Insurer Phoenix on the hunt for deals after strong results

The boss of newly promoted FTSE 100 insurance company Phoenix said today he was keen to do further transactions following the £3bn purchase of Standard Life Assurance last year.

Phoenix chief executive Clive Bannister said: “We are open for business and very keen to do our next transaction but they do tend to be quite complicated and some can be large so you never know what’s going to happen.

“I don’t anticipate when red London buses will turn up but one will.”

Read more: Phoenix expects to beat cash targets as Standard Life deal nears close

The company, which will be promoted to the top tier index on 18 March, said yesterday its profit for the year to 31 December almost doubled, jumping from £368m in 2017 to £708m last year.
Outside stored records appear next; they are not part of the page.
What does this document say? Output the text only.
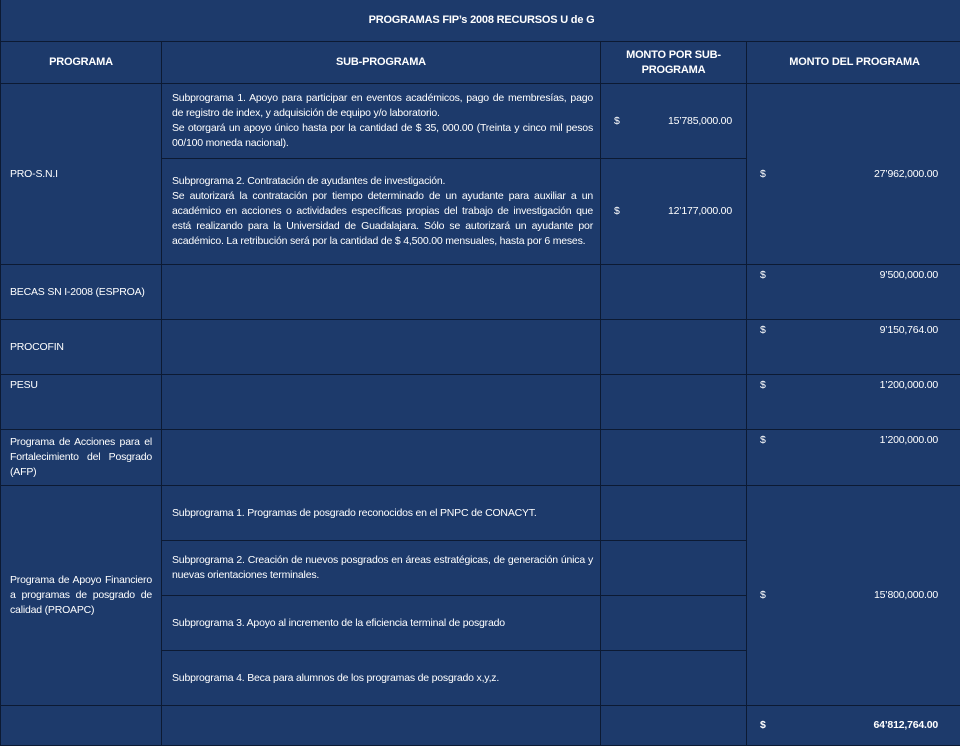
PROGRAMAS FIP’s 2008 RECURSOS U de G			
PROGRAMA	SUB-PROGRAMA	MONTO POR SUB-PROGRAMA	MONTO DEL PROGRAMA
PRO-S.N.I	Subprograma 1. Apoyo para participar en eventos académicos, pago de membresías, pago de registro de index, y adquisición de equipo y/o laboratorio.
Se otorgará un apoyo único hasta por la cantidad de $ 35, 000.00 (Treinta y cinco mil pesos 00/100 moneda nacional).	$ 15’785,000.00	$ 27’962,000.00
	Subprograma 2. Contratación de ayudantes de investigación.
Se autorizará la contratación por tiempo determinado de un ayudante para auxiliar a un académico en acciones o actividades específicas propias del trabajo de investigación que está realizando para la Universidad de Guadalajara. Sólo se autorizará un ayudante por académico. La retribución será por la cantidad de $ 4,500.00 mensuales, hasta por 6 meses.	$ 12’177,000.00	
BECAS SN I-2008 (ESPROA)			$ 9’500,000.00
PROCOFIN			$ 9’150,764.00
PESU			$ 1’200,000.00
Programa de Acciones para el Fortalecimiento del Posgrado (AFP)			$ 1’200,000.00
Programa de Apoyo Financiero a programas de posgrado de calidad (PROAPC)	Subprograma 1. Programas de posgrado reconocidos en el PNPC de CONACYT.		$ 15’800,000.00
	Subprograma 2. Creación de nuevos posgrados en áreas estratégicas, de generación única y nuevas orientaciones terminales.		
	Subprograma 3. Apoyo al incremento de la eficiencia terminal de posgrado		
	Subprograma 4. Beca para alumnos de los programas de posgrado x,y,z.		
			$ 64’812,764.00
Phoenix, which is Europe’s largest owner of life assurance funds closed to new customers, boosted its proposed final dividend to 23.4p per share, a 3.5 per cent increase on the previous year.
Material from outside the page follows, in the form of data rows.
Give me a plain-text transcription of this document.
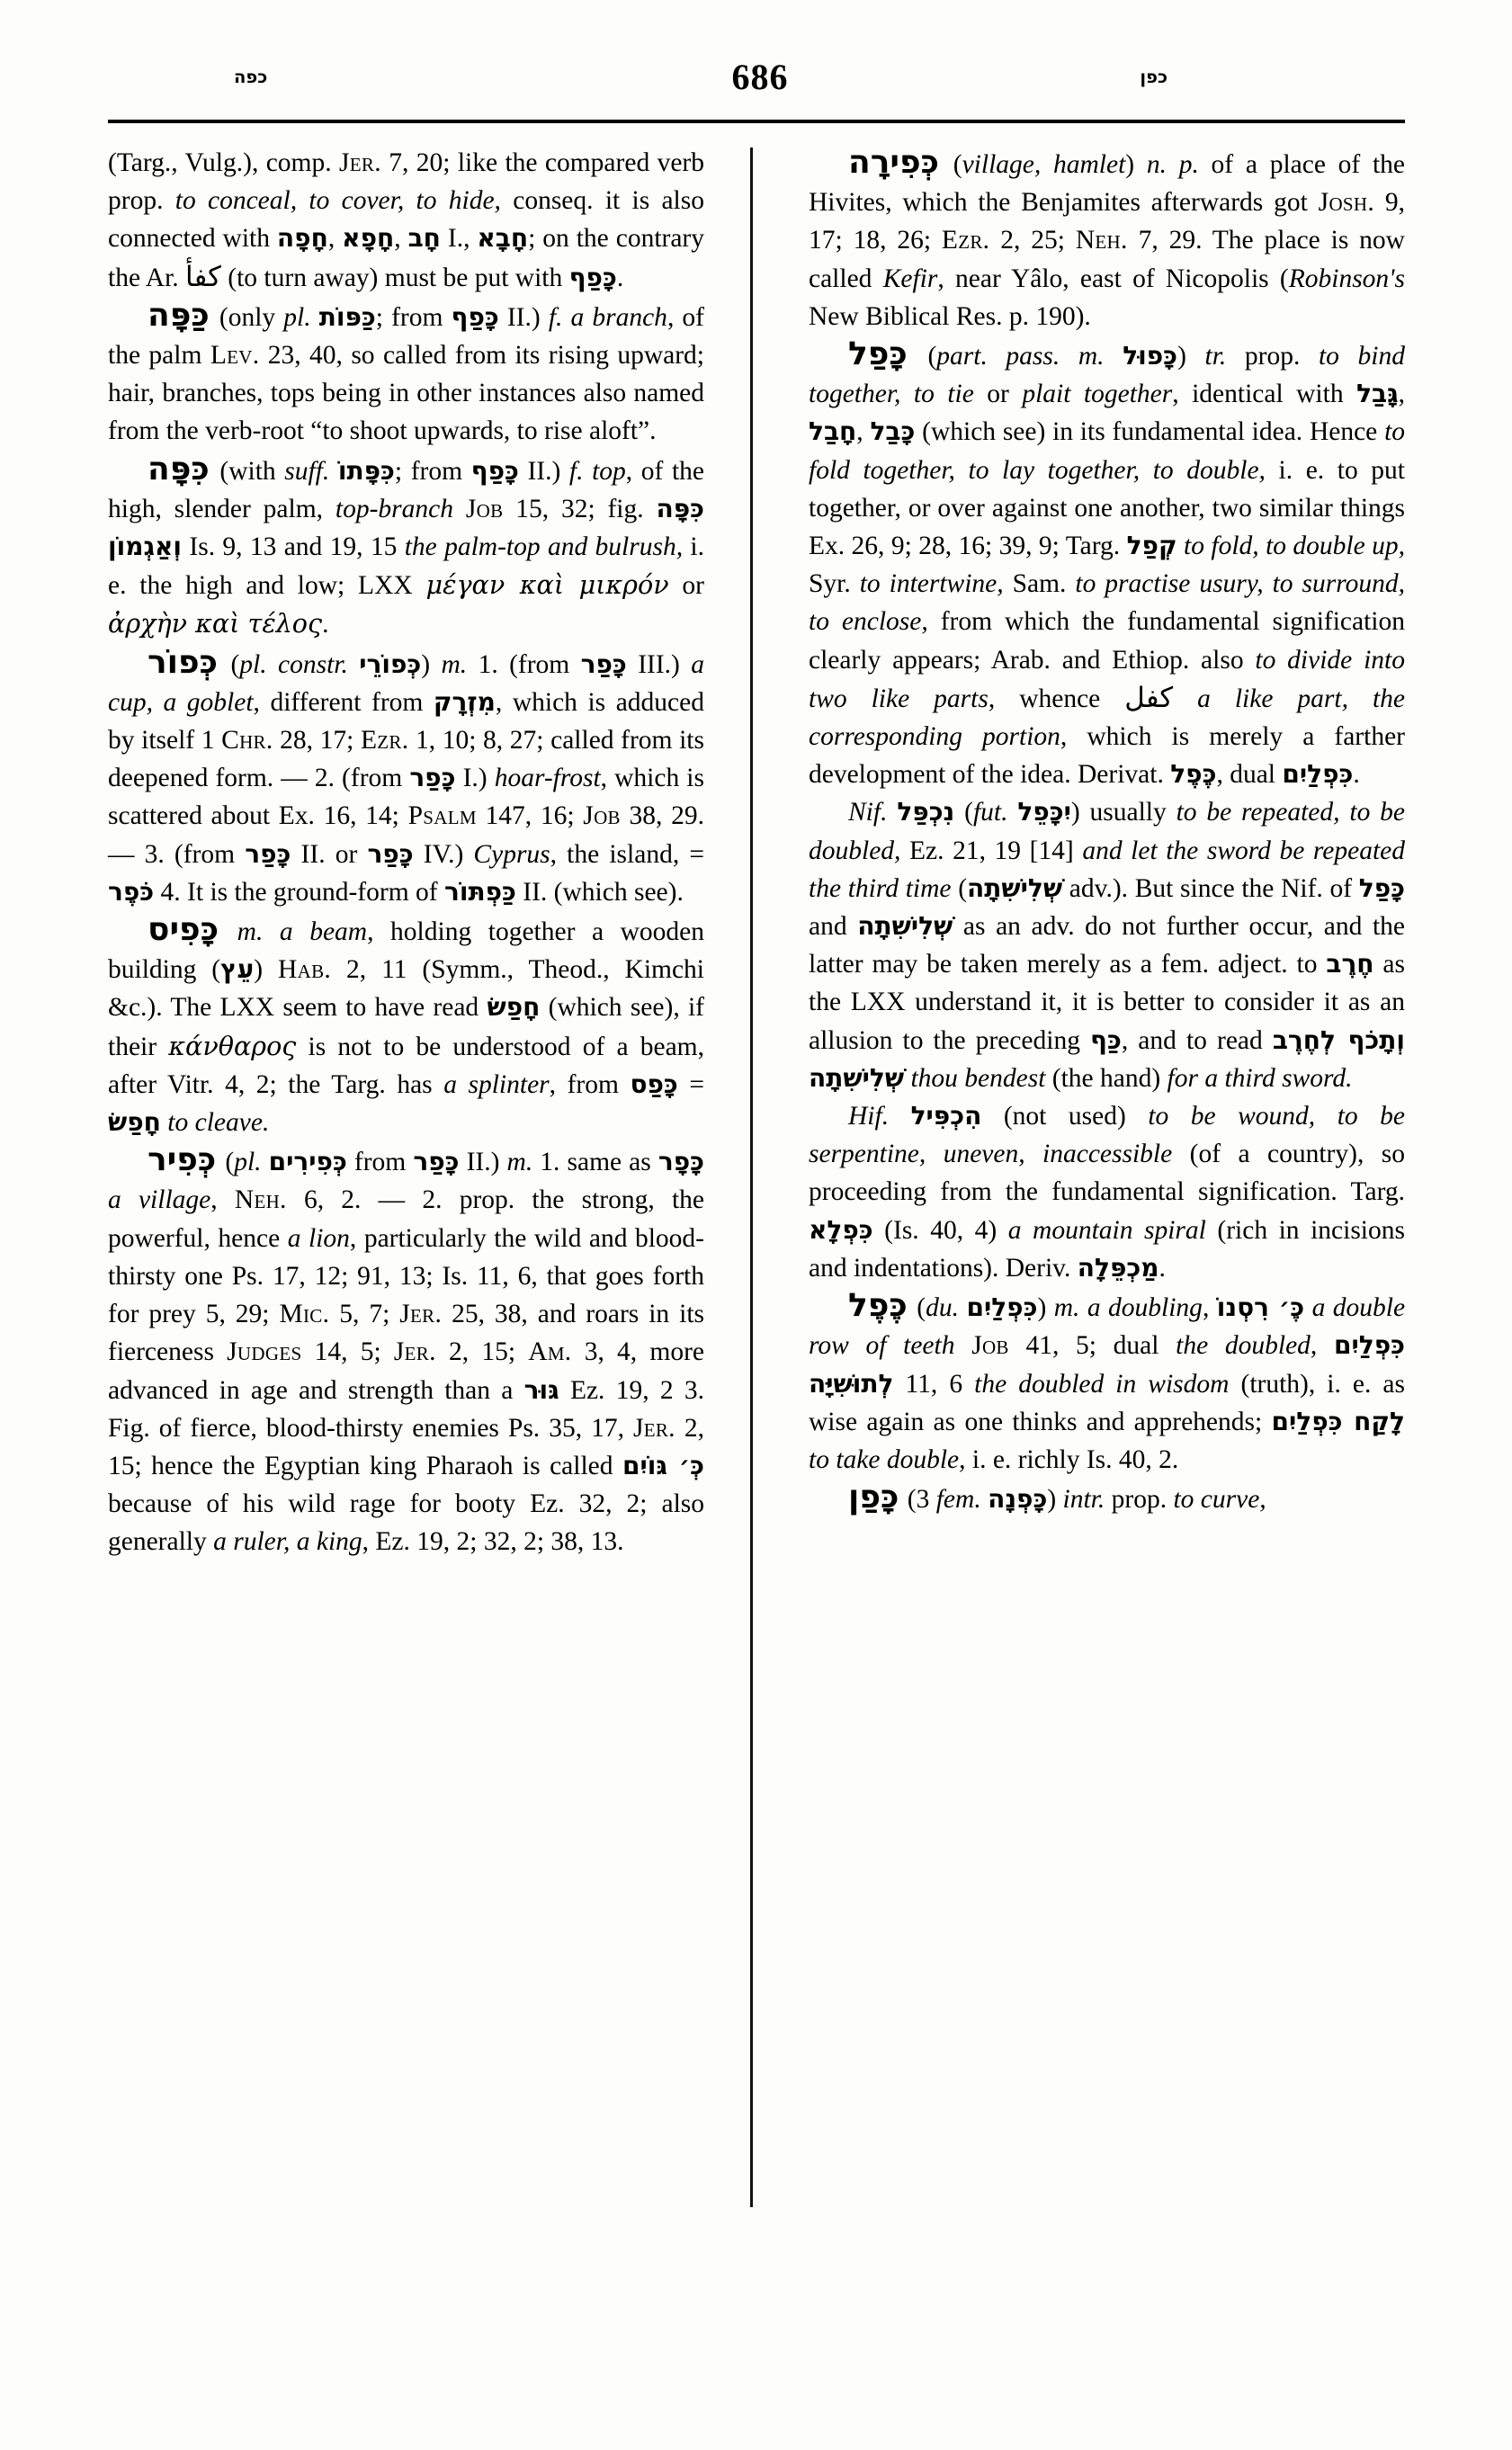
כפה	686	כפן

(Targ., Vulg.), comp. Jer. 7, 20; like the compared verb prop. to conceal, to cover, to hide, conseq. it is also connected with חָפָה, חָפָא, חָב I., חָבָא; on the contrary the Ar. كفأ (to turn away) must be put with כָּפַף.

כַּפָּה (only pl. כַּפּוֹת; from כָּפַף II.) f. a branch, of the palm Lev. 23, 40, so called from its rising upward; hair, branches, tops being in other instances also named from the verb-root “to shoot upwards, to rise aloft”.

כִּפָּה (with suff. כִּפָּתוֹ; from כָּפַף II.) f. top, of the high, slender palm, top-branch Job 15, 32; fig. כִּפָּה וְאַגְמוֹן Is. 9, 13 and 19, 15 the palm-top and bulrush, i. e. the high and low; LXX μέγαν καὶ μικρόν or ἀρχὴν καὶ τέλος.

כְּפוֹר (pl. constr. כְּפוֹרֵי) m. 1. (from כָּפַר III.) a cup, a goblet, different from מִזְרָק, which is adduced by itself 1 Chr. 28, 17; Ezr. 1, 10; 8, 27; called from its deepened form. — 2. (from כָּפַר I.) hoar-frost, which is scattered about Ex. 16, 14; Psalm 147, 16; Job 38, 29. — 3. (from כָּפַר II. or כָּפַר IV.) Cyprus, the island, = כֹּפֶר 4. It is the ground-form of כַּפְתּוֹר II. (which see).

כָּפִיס m. a beam, holding together a wooden building (עֵץ) Hab. 2, 11 (Symm., Theod., Kimchi &c.). The LXX seem to have read חָפַשׂ (which see), if their κάνθαρος is not to be understood of a beam, after Vitr. 4, 2; the Targ. has a splinter, from כָּפַס = חָפַשׂ to cleave.

כְּפִיר (pl. כְּפִירִים from כָּפַר II.) m. 1. same as כָּפָר a village, Neh. 6, 2. — 2. prop. the strong, the powerful, hence a lion, particularly the wild and blood-thirsty one Ps. 17, 12; 91, 13; Is. 11, 6, that goes forth for prey 5, 29; Mic. 5, 7; Jer. 25, 38, and roars in its fierceness Judges 14, 5; Jer. 2, 15; Am. 3, 4, more advanced in age and strength than a גּוּר Ez. 19, 2 3. Fig. of fierce, blood-thirsty enemies Ps. 35, 17, Jer. 2, 15; hence the Egyptian king Pharaoh is called כְּ׳ גּוֹיִם because of his wild rage for booty Ez. 32, 2; also generally a ruler, a king, Ez. 19, 2; 32, 2; 38, 13.

כְּפִירָה (village, hamlet) n. p. of a place of the Hivites, which the Benjamites afterwards got Josh. 9, 17; 18, 26; Ezr. 2, 25; Neh. 7, 29. The place is now called Kefir, near Yâlo, east of Nicopolis (Robinson's New Biblical Res. p. 190).

כָּפַל (part. pass. m. כָּפוּל) tr. prop. to bind together, to tie or plait together, identical with גָּבַל, חָבַל, כָּבַל (which see) in its fundamental idea. Hence to fold together, to lay together, to double, i. e. to put together, or over against one another, two similar things Ex. 26, 9; 28, 16; 39, 9; Targ. קְפַל to fold, to double up, Syr. to intertwine, Sam. to practise usury, to surround, to enclose, from which the fundamental signification clearly appears; Arab. and Ethiop. also to divide into two like parts, whence كفل a like part, the corresponding portion, which is merely a farther development of the idea. Derivat. כֶּפֶל, dual כִּפְלַיִם.

Nif. נִכְפַּל (fut. יִכָּפֵל) usually to be repeated, to be doubled, Ez. 21, 19 [14] and let the sword be repeated the third time (שְׁלִישִׁתָה adv.). But since the Nif. of כָּפַל and שְׁלִישִׁתָה as an adv. do not further occur, and the latter may be taken merely as a fem. adject. to חֶרֶב as the LXX understand it, it is better to consider it as an allusion to the preceding כַּף, and to read וְתָכֹף לְחֶרֶב שְׁלִישִׁתָה thou bendest (the hand) for a third sword.

Hif. הִכְפִּיל (not used) to be wound, to be serpentine, uneven, inaccessible (of a country), so proceeding from the fundamental signification. Targ. כִּפְלָא (Is. 40, 4) a mountain spiral (rich in incisions and indentations). Deriv. מַכְפֵּלָה.

כֶּפֶל (du. כִּפְלַיִם) m. a doubling, כֶּ׳ רִסְנוֹ a double row of teeth Job 41, 5; dual the doubled, כִּפְלַיִם לְתוּשִׁיָּה 11, 6 the doubled in wisdom (truth), i. e. as wise again as one thinks and apprehends; לָקַח כִּפְלַיִם to take double, i. e. richly Is. 40, 2.

כָּפַן (3 fem. כָּפְנָה) intr. prop. to curve,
It said it generated £664m of cash in 2018, up from £653m the previous year.

The company said it had generated £1.3bn in cash in 2017 and 2018, beating the upper end of its cash generation target of £1-£1.2bn for the period.

Phoenix increased its synergy target from the Standard Life Assurance acquisition to £1.22bn from a previous target of £720m.
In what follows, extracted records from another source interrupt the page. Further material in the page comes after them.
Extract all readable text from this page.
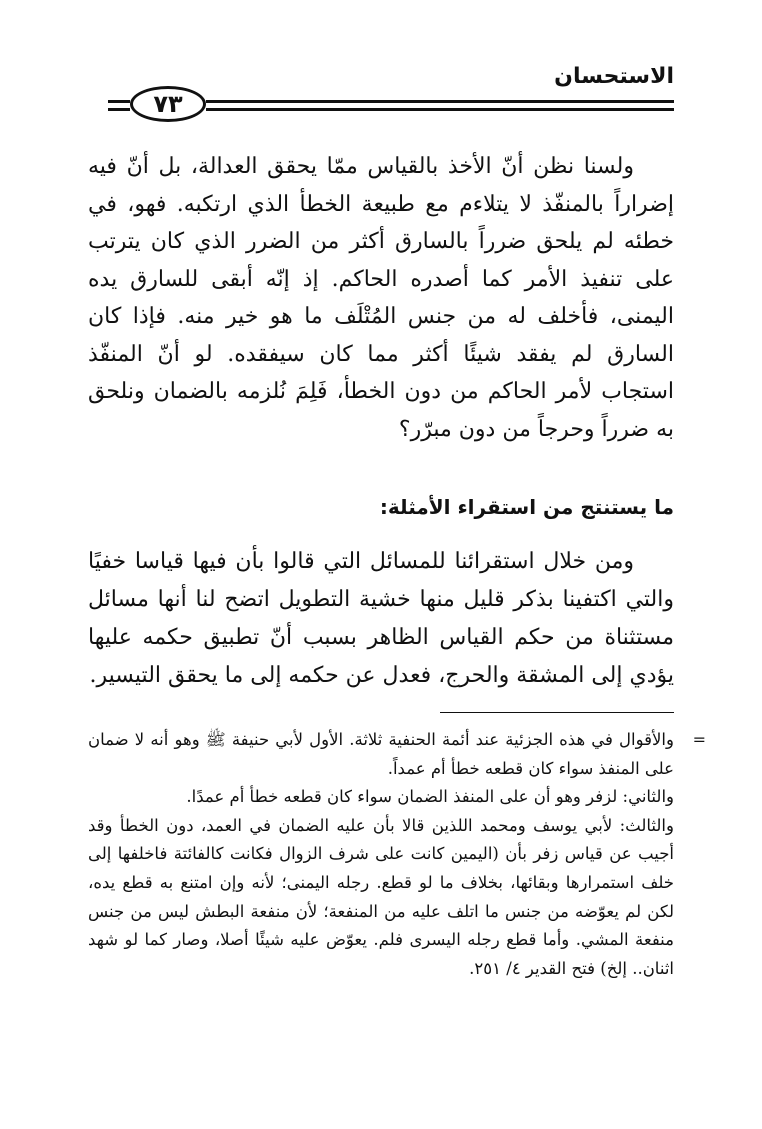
الاستحسان
٧٣

ولسنا نظن أنّ الأخذ بالقياس ممّا يحقق العدالة، بل أنّ فيه إضراراً بالمنفّذ لا يتلاءم مع طبيعة الخطأ الذي ارتكبه. فهو، في خطئه لم يلحق ضرراً بالسارق أكثر من الضرر الذي كان يترتب على تنفيذ الأمر كما أصدره الحاكم. إذ إنّه أبقى للسارق يده اليمنى، فأخلف له من جنس المُتْلَف ما هو خير منه. فإذا كان السارق لم يفقد شيئًا أكثر مما كان سيفقده. لو أنّ المنفّذ استجاب لأمر الحاكم من دون الخطأ، فَلِمَ نُلزمه بالضمان ونلحق به ضرراً وحرجاً من دون مبرّر؟

ما يستنتج من استقراء الأمثلة:

ومن خلال استقرائنا للمسائل التي قالوا بأن فيها قياسا خفيًا والتي اكتفينا بذكر قليل منها خشية التطويل اتضح لنا أنها مسائل مستثناة من حكم القياس الظاهر بسبب أنّ تطبيق حكمه عليها يؤدي إلى المشقة والحرج، فعدل عن حكمه إلى ما يحقق التيسير.

=

والأقوال في هذه الجزئية عند أئمة الحنفية ثلاثة. الأول لأبي حنيفة ﷺ وهو أنه لا ضمان على المنفذ سواء كان قطعه خطأ أم عمداً.

والثاني: لزفر وهو أن على المنفذ الضمان سواء كان قطعه خطأ أم عمدًا.

والثالث: لأبي يوسف ومحمد اللذين قالا بأن عليه الضمان في العمد، دون الخطأ وقد أجيب عن قياس زفر بأن (اليمين كانت على شرف الزوال فكانت كالفائتة فاخلفها إلى خلف استمرارها وبقائها، بخلاف ما لو قطع. رجله اليمنى؛ لأنه وإن امتنع به قطع يده، لكن لم يعوّضه من جنس ما اتلف عليه من المنفعة؛ لأن منفعة البطش ليس من جنس منفعة المشي. وأما قطع رجله اليسرى فلم. يعوّض عليه شيئًا أصلا، وصار كما لو شهد اثنان.. إلخ) فتح القدير ٤/ ٢٥١.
Read more: The City pensions boss running around for retirees

Alongside its closed business, which focuses on buying life insurance books which are closed to new business and running them more efficiently, Phoenix has an open business, which writes new policies.

Phoenix it has £180bn of assets under management in its closed business with £85bn in its open business.

Bannister said in the future new business from its open book reach the stage where it could replace “run off” from its closed business.

“Were we to achieve that it would be fairly spectacular point of inflection,” he said.

Phoenix Group’s shares rose nearly 2.6 per cent yesterday to close at 724p.